There’s the additional problem of Airbnb being taken over by real estate agents and slum lords seeking to cash in on a lucrative unregulated market. Of the 5,000 accommodations listed on the website, 2/3 are entire homes or buildings with no owner present, and 1/3 are controlled by people with two or more listings. In San Francisco, New York and other cities with rent control, unscrupulous slum lords are evicting whole blocks of elderly and disabled tenants to turn their buildings into Airbnb accommodation.

Uber Modeled After Ayn Rand’s Philosophy

Uber is a web based taxi services that recruits drivers to use their private vehicles to carry fares. Uber founder and billionaire Tavis Kalanick, who fancies himself an Ayn Rand revolutionary, prides himself on breaking laws he finds inconvenient

Uber, which is worth $51 billion, has gone from scandal to sandal owing to its refusal to perform criminal background checks on their drivers (after a number stole from passengers or physically/sexually assaulted them) or pay livery taxes or carry commercial liability insurance; their brutal exploitation of drivers; and their failure to protect passenger privacy.

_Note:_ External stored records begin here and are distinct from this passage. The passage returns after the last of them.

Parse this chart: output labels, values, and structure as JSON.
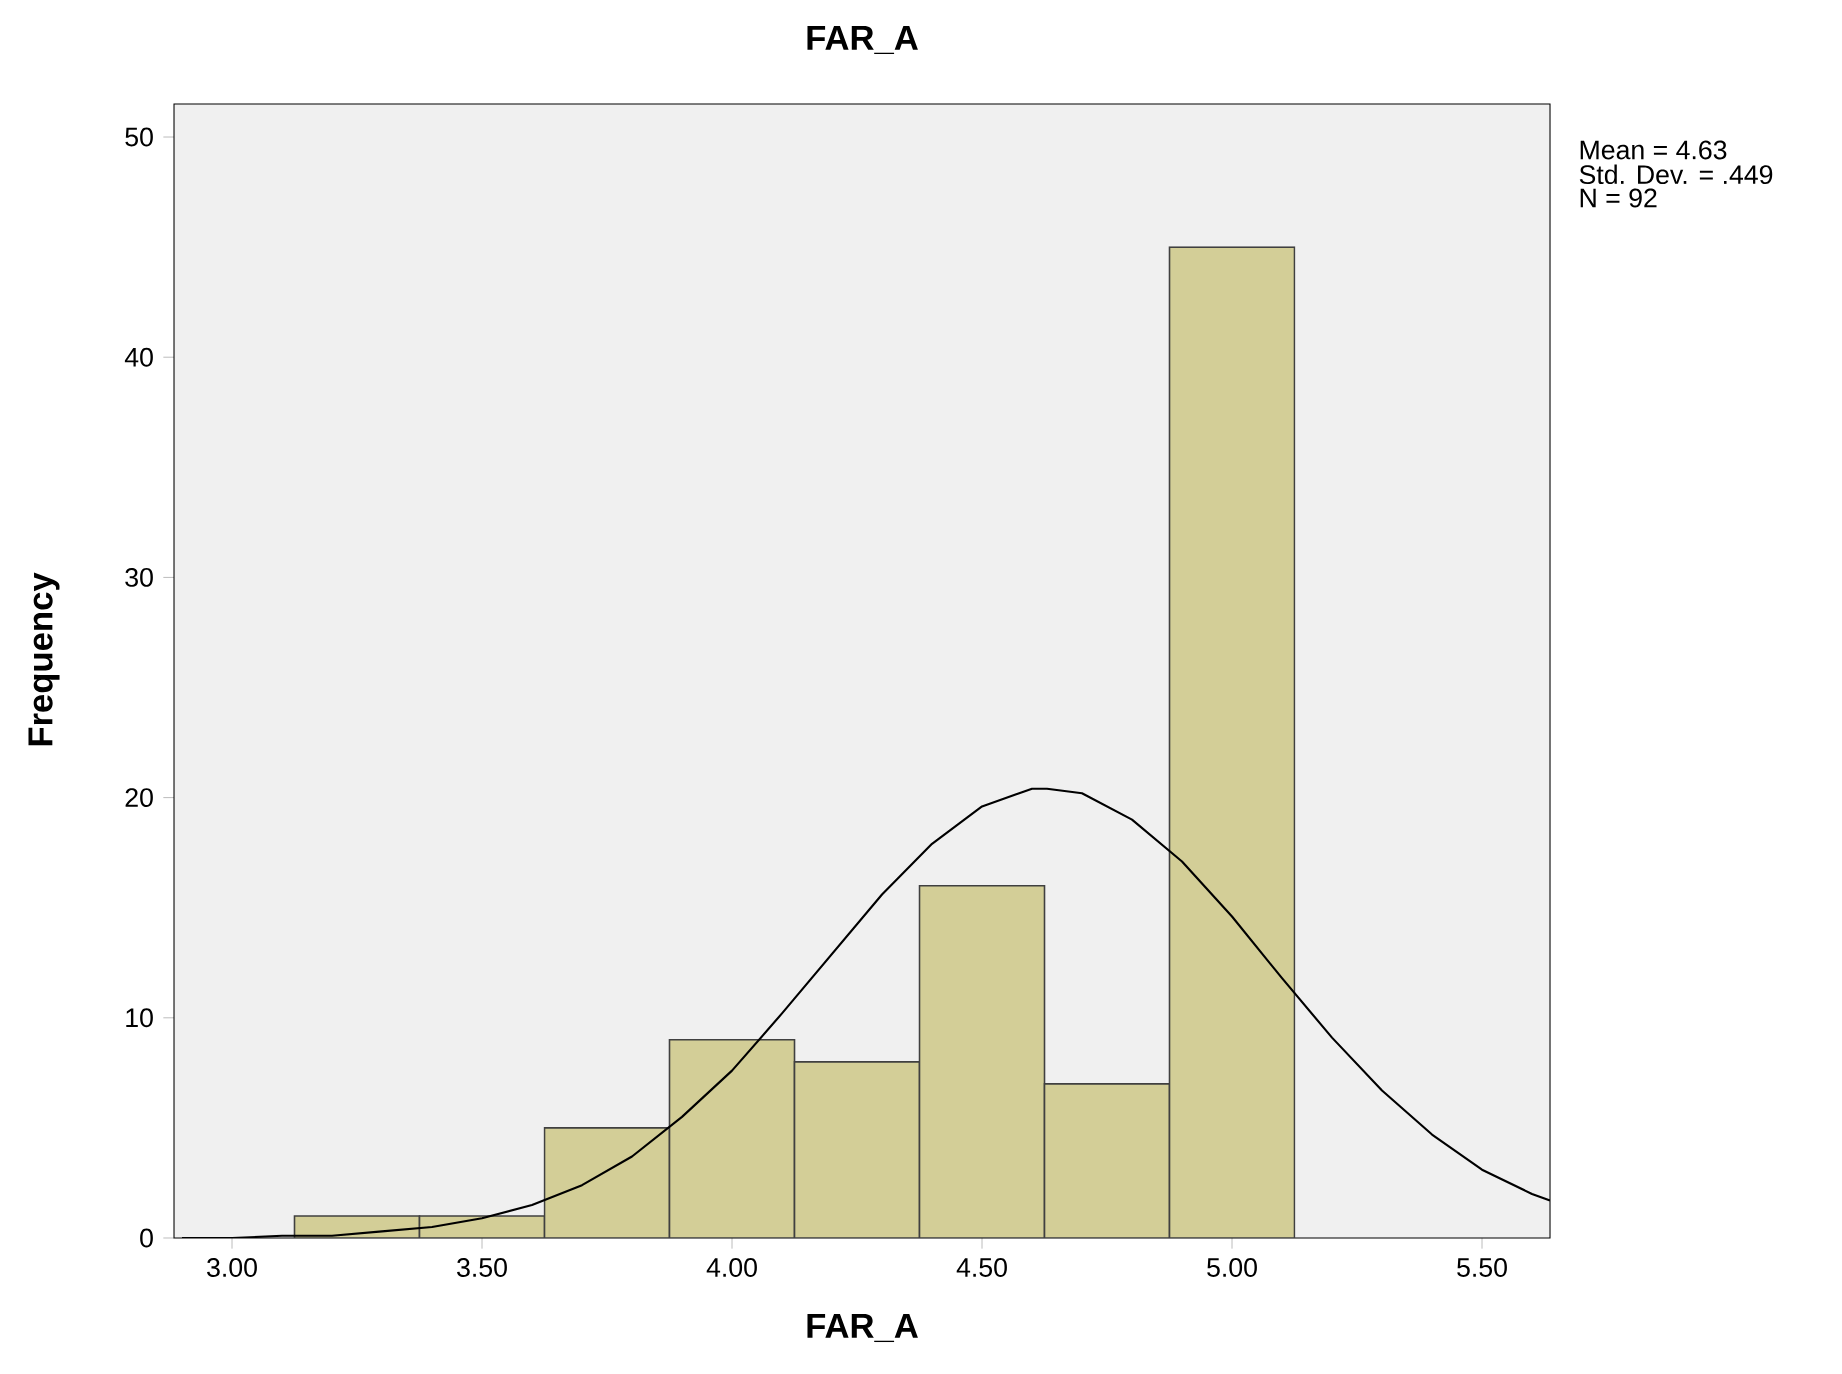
{
  "chart_data": {
    "type": "histogram",
    "title": "FAR_A",
    "xlabel": "FAR_A",
    "ylabel": "Frequency",
    "bins": [
      3.125,
      3.375,
      3.625,
      3.875,
      4.125,
      4.375,
      4.625,
      4.875,
      5.125
    ],
    "values": [
      1,
      1,
      5,
      9,
      8,
      16,
      7,
      45
    ],
    "color": "#d3ce97",
    "series": [
      {
        "type": "line",
        "color": "#000000",
        "x": [
          2.9,
          3.0,
          3.1,
          3.2,
          3.3,
          3.4,
          3.5,
          3.6,
          3.7,
          3.8,
          3.9,
          4.0,
          4.1,
          4.2,
          4.3,
          4.4,
          4.5,
          4.6,
          4.63,
          4.7,
          4.8,
          4.9,
          5.0,
          5.1,
          5.2,
          5.3,
          5.4,
          5.5,
          5.6,
          5.636
        ],
        "values": [
          0.0,
          0.0,
          0.1,
          0.1,
          0.3,
          0.5,
          0.9,
          1.5,
          2.4,
          3.7,
          5.5,
          7.6,
          10.2,
          12.9,
          15.6,
          17.9,
          19.6,
          20.4,
          20.4,
          20.2,
          19.0,
          17.1,
          14.6,
          11.8,
          9.1,
          6.7,
          4.7,
          3.1,
          2.0,
          1.7
        ]
      }
    ],
    "xlim": [
      2.884,
      5.636
    ],
    "ylim": [
      0,
      51.5
    ],
    "xticks": [
      {
        "value": 3.0,
        "label": "3.00"
      },
      {
        "value": 3.5,
        "label": "3.50"
      },
      {
        "value": 4.0,
        "label": "4.00"
      },
      {
        "value": 4.5,
        "label": "4.50"
      },
      {
        "value": 5.0,
        "label": "5.00"
      },
      {
        "value": 5.5,
        "label": "5.50"
      }
    ],
    "yticks": [
      0,
      10,
      20,
      30,
      40,
      50
    ],
    "annotations": [
      "Mean = 4.63",
      "Std. Dev. = .449",
      "N = 92"
    ]
  }
}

Kalanick faces criminal charges in South Korea and Uber has been banned in France, Spain, Germany, Denmark, Netherlands and Denmark. It has also been banned (or severely curtailed) in Virginia, Maryland, South Carolina, Nevada, Miami, Philadelphia and New York City.

Rent-a-Slave

Task Rabbit was founded in 2009 by Leah Busque to connect “domestic freelancers” with customers needing tasks and errands done. It expanded to include all forms of temporary work (Walmart uses Task Rabbit, where it pays a 26% commission, as opposed to the 40% charged by conventional temp agencies).

The most controversial aspect of the Task Rabbit platform was the “bidding auction,” where “rabbits” competed with one another to provide the lowest bid for the service desired. After a storm of controversy Task Rabbit ditched the bidding auction in 2014.


*According to Forbes, the total value of the global System D economy is $10 trillion

**In sociology and economics, the precariat is a social class of people whose life is dominated by a total absence of financial predictability or security.